ADALET BAKANLIĞI HAKLI BULUNDU KARAR BOZULDU
Yargıtay, Elif Nihan İşler'e ceza kesilen Caddede Bolu Valiliğince gerekli uyarı levhaları ve afişlerin asılmamış olması halinde cezanın ortadan kaldırılması gerektiğine hükmetti. Valilikçe usulüne uygun afişler ilan edilmiş olması halinde bu kez idari para cezasının tutanak tutulmadan direkt kollukça kesilmiş olması halinde verilen cezanın yine ortadan kaldırılması gerektiğine karar verildi. Yargıtay, Sulh Ceza Hakimliğinin gerekli araştırma ve ilgili kurumlarla yazışma yapmadan, sübjektif değerlendirme ve yanılgılı gerekçelerle, para cezasının iptaline karar verdiğinden bu kararın Adalet Bakanlığının talebi doğrultusunda kanun yararına bozulmasına gerektiğine hükmetti.

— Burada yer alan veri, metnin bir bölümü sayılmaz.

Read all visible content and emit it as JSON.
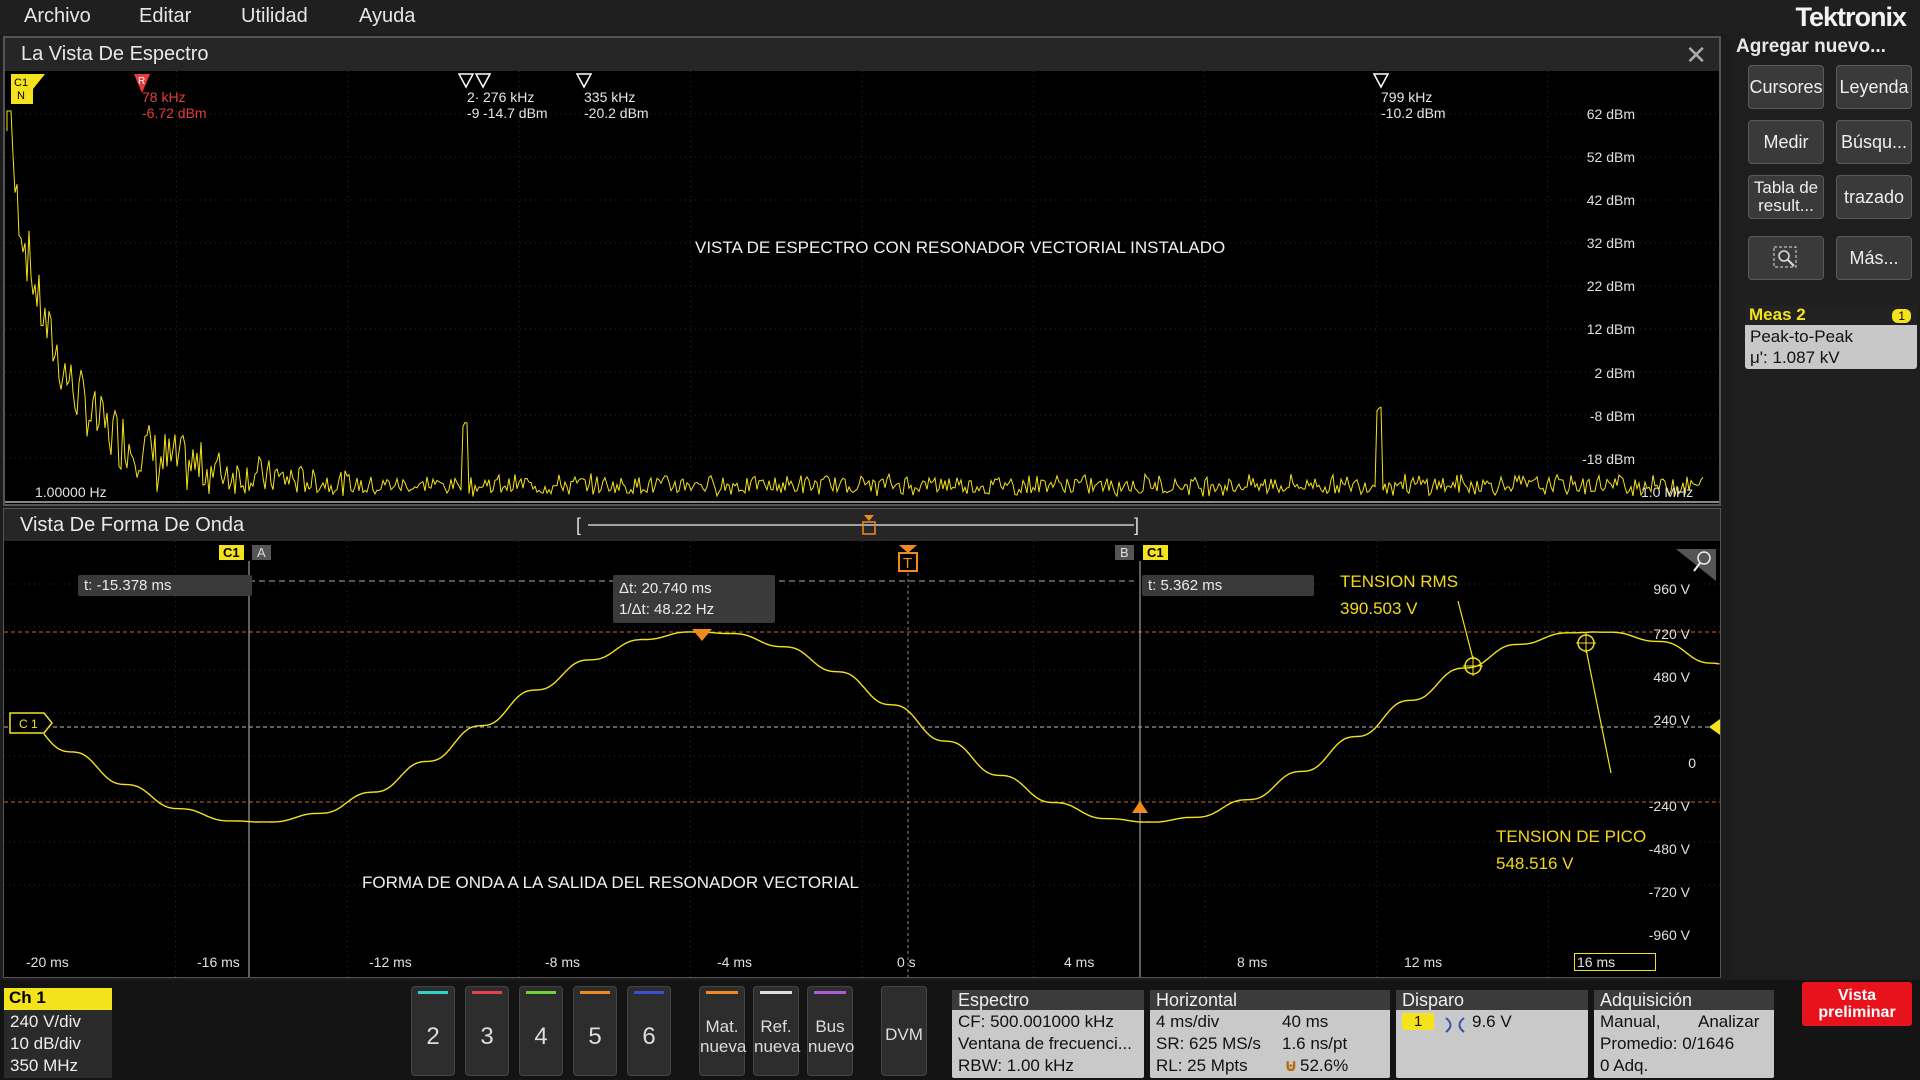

KARARA ŞERH DÜŞÜLDÜ: AÇIK BİR DÜZENLEME YOK
Karara muhalif kalan üyelerin karşı oy yazısında ise Anayasa'nın 13. maddesi gereğince temel hak ve özgürlüklere ilişkin tedbirlerin kanunla düzenlenebileceği, ancak maske takma emrine dair kanunlarda üstü örtülü veya açıkça hiçbir düzenlemenin olmadığı vurgulandı. Şerh yazısında, maske takma tedbirinin amacı bakımından kamu yararını bulunduğu ancak, idari işlemin yetki unsuru yönüyle bu emrin sakat olduğu, zımni bir yetkinin varlığı varsayılsa bile açık kanuni dayanaktan yoksunluk sebebi ile bu tedbirin idari para cezasıyla cezalandırılmasının mümkün olmadığı ifade edildi.